Et puis encore, franchement, ces circonscriptions du nord de l'Ontario, de l'arrière-pays saskatchewanais, du grand Calgary métro, de la vallée d'Okanagan, de la côte de Terre-Neuve, vous les connaissez assez, vous, pour faire des prédictions dont le taux d'efficacité dépasse celui du pile ou face? Si vous répondez «oui», je vous soupçonnerai d'avoir aussi comparu devant la commission Gomery et d'y avoir raconté que vous ne saviez pas, que vous n'étiez pas au courant et que vous ne vous en souvenez plus.

Donc, vous êtes après, je suis avant. Sans savoir ce que vous avez fait, j'espère que vous en êtes fiers.
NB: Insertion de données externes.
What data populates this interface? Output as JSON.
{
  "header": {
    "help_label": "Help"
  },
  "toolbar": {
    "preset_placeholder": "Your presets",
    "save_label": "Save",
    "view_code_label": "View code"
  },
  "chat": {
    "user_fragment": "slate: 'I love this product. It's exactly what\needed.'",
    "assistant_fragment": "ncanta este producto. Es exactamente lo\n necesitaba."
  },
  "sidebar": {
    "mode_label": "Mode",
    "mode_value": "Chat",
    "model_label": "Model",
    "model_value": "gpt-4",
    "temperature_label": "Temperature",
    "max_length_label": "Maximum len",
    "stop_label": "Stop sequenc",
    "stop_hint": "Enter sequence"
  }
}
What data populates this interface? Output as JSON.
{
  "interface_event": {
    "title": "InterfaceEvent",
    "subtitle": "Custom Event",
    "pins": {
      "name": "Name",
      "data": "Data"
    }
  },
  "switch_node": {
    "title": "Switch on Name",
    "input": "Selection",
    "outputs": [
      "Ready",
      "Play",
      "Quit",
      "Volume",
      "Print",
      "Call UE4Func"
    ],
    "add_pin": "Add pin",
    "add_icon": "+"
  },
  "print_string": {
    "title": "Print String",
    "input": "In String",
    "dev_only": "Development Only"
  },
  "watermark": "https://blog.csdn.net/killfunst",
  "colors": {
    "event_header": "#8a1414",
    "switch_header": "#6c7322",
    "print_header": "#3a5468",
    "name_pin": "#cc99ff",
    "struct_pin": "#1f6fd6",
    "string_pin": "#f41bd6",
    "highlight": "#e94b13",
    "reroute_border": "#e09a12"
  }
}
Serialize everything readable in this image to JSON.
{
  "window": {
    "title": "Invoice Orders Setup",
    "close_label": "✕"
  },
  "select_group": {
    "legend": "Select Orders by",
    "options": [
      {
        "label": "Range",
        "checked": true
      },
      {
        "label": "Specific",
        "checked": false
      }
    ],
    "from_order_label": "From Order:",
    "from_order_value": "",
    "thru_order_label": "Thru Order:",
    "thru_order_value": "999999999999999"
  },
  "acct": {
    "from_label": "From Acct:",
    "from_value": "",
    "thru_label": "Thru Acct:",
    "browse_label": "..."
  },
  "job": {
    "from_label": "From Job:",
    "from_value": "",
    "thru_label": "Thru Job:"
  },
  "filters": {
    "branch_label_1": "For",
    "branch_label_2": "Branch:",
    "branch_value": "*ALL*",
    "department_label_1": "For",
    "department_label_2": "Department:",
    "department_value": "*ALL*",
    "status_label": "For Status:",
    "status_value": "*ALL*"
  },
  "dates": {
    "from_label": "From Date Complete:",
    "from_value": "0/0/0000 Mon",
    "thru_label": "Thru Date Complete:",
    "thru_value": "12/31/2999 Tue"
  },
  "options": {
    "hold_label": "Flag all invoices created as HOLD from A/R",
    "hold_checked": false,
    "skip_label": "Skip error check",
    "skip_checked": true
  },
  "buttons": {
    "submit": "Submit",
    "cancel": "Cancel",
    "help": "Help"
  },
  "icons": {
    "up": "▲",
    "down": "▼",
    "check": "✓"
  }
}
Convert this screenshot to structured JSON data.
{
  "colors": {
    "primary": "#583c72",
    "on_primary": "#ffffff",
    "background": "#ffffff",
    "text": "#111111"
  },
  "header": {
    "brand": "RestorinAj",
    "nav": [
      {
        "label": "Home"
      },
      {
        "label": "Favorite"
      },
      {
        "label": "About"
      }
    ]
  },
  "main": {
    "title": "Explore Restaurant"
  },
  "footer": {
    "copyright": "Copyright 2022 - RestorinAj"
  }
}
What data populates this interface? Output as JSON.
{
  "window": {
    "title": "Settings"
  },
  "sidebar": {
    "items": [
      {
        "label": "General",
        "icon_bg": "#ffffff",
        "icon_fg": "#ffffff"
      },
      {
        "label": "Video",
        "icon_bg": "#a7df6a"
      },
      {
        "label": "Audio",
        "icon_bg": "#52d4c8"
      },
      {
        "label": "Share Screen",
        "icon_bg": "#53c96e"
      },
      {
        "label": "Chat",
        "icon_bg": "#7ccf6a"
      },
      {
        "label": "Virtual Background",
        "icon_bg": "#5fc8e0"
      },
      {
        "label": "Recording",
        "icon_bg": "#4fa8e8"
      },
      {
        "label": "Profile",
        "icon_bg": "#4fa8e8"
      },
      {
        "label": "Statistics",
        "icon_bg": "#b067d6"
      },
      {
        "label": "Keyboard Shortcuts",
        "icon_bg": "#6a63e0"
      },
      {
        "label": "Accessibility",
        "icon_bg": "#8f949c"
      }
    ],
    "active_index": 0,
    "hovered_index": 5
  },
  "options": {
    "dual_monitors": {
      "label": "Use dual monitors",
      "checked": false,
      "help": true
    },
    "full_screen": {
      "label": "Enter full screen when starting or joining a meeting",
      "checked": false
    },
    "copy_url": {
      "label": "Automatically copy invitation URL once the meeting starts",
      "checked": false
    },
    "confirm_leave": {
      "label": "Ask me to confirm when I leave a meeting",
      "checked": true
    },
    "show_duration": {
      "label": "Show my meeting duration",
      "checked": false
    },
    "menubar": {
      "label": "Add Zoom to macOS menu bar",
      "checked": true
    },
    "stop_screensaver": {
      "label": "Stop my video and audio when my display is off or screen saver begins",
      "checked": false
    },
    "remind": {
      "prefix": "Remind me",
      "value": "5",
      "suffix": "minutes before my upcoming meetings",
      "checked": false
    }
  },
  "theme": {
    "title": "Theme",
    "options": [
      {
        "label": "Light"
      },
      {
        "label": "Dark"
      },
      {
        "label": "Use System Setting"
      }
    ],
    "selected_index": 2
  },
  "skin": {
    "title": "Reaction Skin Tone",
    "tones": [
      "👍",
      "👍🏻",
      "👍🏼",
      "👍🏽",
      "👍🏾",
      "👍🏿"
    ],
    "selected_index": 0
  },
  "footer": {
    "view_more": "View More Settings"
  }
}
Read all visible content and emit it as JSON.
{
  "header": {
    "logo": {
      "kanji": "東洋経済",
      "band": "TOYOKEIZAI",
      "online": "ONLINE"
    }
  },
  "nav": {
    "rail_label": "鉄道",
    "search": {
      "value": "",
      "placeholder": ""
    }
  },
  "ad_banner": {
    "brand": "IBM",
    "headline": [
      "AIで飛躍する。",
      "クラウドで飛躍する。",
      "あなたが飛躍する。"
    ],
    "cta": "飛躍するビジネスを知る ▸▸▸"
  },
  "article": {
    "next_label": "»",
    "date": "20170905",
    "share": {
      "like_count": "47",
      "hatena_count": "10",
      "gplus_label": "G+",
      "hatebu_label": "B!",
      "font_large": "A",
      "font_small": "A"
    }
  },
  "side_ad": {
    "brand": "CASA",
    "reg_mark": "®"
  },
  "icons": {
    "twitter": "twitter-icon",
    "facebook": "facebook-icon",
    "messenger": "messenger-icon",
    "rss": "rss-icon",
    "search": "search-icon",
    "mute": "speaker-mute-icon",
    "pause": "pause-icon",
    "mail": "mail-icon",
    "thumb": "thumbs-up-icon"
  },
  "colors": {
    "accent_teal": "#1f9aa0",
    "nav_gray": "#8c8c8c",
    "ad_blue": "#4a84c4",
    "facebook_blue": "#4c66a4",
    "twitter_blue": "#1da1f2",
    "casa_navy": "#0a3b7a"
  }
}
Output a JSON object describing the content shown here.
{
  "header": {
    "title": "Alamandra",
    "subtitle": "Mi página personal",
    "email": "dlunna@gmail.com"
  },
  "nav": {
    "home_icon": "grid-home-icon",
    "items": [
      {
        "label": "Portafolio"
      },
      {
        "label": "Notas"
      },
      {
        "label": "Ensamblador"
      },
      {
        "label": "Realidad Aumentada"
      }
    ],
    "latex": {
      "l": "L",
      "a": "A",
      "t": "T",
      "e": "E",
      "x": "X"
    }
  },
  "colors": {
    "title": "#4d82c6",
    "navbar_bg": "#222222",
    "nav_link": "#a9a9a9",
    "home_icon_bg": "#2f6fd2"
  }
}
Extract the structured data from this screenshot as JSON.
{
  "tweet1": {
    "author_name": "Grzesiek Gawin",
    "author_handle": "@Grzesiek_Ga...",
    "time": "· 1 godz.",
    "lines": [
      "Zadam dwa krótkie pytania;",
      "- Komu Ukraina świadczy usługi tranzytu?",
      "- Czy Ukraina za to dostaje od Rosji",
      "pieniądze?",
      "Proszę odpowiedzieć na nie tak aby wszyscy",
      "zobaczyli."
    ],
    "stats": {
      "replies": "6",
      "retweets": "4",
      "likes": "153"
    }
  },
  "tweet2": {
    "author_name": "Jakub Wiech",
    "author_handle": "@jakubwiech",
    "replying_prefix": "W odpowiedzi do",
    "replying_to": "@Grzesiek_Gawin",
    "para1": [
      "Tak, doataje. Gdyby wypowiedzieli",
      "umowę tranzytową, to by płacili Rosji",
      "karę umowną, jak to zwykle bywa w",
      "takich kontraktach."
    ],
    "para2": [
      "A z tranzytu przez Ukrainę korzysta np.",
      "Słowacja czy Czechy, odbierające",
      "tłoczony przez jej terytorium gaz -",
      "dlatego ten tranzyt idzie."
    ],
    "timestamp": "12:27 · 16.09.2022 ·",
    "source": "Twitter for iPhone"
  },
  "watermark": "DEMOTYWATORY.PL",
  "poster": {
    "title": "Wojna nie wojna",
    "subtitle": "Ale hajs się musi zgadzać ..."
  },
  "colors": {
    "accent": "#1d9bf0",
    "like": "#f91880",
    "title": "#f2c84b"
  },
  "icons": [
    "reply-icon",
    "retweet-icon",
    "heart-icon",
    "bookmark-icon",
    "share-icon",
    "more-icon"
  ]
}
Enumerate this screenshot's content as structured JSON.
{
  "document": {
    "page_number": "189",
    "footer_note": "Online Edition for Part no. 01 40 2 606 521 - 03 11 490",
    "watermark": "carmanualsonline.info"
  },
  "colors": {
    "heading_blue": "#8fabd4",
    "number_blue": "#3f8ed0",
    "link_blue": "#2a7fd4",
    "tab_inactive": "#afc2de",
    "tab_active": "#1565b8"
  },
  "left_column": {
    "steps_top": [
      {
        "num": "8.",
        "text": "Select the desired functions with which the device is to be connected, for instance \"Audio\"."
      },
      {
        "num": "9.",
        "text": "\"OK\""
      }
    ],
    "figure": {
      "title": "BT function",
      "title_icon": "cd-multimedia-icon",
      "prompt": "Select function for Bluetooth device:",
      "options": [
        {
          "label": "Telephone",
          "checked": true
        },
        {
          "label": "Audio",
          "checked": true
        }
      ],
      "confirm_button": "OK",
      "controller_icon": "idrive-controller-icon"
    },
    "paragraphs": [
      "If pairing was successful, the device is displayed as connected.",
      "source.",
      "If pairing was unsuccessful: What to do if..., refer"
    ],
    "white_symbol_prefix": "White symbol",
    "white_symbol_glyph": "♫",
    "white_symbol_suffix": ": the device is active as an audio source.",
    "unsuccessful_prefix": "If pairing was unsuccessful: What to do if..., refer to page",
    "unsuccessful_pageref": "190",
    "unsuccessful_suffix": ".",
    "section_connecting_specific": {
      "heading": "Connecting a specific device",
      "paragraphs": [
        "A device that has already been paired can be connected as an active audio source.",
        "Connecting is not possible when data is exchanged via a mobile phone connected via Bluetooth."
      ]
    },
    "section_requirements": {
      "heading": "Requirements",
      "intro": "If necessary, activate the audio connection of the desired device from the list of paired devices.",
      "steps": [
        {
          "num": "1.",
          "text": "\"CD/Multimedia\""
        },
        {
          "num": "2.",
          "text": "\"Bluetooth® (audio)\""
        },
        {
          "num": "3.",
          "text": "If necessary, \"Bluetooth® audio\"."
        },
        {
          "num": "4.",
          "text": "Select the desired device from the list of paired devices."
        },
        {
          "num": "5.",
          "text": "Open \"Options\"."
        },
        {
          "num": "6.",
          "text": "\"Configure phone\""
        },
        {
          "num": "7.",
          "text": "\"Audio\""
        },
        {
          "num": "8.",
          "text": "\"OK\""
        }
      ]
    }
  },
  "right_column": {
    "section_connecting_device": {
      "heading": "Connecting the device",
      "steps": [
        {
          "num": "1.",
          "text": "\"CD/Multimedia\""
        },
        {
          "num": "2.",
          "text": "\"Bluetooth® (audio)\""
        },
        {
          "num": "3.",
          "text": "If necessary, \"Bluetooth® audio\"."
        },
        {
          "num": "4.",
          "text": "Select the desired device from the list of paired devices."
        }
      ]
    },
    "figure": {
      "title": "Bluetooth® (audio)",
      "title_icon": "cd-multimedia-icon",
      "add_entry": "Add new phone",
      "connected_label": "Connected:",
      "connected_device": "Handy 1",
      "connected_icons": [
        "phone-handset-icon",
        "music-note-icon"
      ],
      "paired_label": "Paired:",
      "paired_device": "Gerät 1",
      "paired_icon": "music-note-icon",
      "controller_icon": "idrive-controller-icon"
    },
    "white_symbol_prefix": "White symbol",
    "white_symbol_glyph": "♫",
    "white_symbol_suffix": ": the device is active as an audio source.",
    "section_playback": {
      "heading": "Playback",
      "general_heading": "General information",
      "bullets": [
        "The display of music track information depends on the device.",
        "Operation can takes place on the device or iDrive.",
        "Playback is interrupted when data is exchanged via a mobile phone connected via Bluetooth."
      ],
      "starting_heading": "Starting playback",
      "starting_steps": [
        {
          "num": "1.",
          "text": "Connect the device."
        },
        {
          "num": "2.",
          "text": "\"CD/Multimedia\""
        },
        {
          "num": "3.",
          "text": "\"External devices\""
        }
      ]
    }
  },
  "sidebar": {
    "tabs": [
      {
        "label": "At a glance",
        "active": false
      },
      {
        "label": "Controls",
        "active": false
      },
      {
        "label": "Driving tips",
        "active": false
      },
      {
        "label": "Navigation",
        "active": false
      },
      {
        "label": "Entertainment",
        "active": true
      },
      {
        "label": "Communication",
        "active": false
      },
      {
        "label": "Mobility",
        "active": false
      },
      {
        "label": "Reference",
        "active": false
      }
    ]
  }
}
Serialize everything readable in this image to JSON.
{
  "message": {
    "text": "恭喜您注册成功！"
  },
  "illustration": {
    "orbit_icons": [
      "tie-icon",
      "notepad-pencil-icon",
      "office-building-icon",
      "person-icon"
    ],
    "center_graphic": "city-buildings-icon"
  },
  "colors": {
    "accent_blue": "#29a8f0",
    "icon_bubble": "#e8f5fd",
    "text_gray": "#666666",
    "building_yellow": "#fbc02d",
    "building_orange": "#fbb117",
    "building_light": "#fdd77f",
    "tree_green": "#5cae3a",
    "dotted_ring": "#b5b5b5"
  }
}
De mon côté, l'exercice me permet de réaliser ce vieux rêve de voyager dans le temps, quoique je préférerais aller dans l'avenir, un bien meilleur endroit pour faire son smatte et gagner du fric avec des prédictions. Et il m'autorise à m'attarder à quelque chose qui ne vous intéresse déjà plus, soit l'expression du suffrage elle-même.

Essayez d'ailleurs le truc la prochaine fois: présentez-vous au bureau de scrutin et dites au préposé: «Ça serait pour exprimer mon suffrage.» Il y a de grandes chances pour que l'on vous réponde «Pardon?», mais si vous avez votre petit carton, on ne vous regardera pas trop de travers. À ce sujet, si vous voulez mon humble avis, il est fascinant que le droit de vote, cette citadelle imprenable de la démocratie occidentale pour laquelle tant de nos ancêtres se sont battus jusqu'à trépas, repose encore sur un petit carton que n'importe qui peut piquer dans n'importe quelle boîte à lettres. Cela est sans doute convivial, mais cela fait sans doute aussi un peu relâché.

Donc, à la recherche d'un ultime sujet préélectoral, je me présente au bureau de scrutin muni de mon carton. Section de vote numéro 75. Ça tombe bien, la table est libre, de même que l'isoloir. Ça tombe bien? Pas si vite. Car cela signifie, en italiques s'il vous plaît, qu'on constate une désaffection massive de la part des citoyens citoyennes. Cela signifie que le taux de participation sera très bas. Cela signifie que notre démocratie est malade. Cela signifie qu'on se dirige tout droit vers le chaos. Cela en plus du gaspillage de nos ressources forestières pour produire tous ces petits cartons dont les gens ne se servent même pas.

Mais non, allez, tout va bien. S'il est bien fascinant — désolé, mais je me fascine pour un rien — que le droit de vote, ce château fort impénétrable, etc., s'exerce encore à l'aide d'un crayon à mine format réduit, nous vivons toujours à une époque formidable, dans un pays formidable, et, collectivement, nous sommes tous formidables. Tellement formidables qu'il est proprement renversant, avec tout ce qu'on voit et tout ce qu'on entend et tout ce qui prétend à nous gouverner, qu'il y ait encore un si grand nombre de gens qui prennent l'immense peine d'aller voter.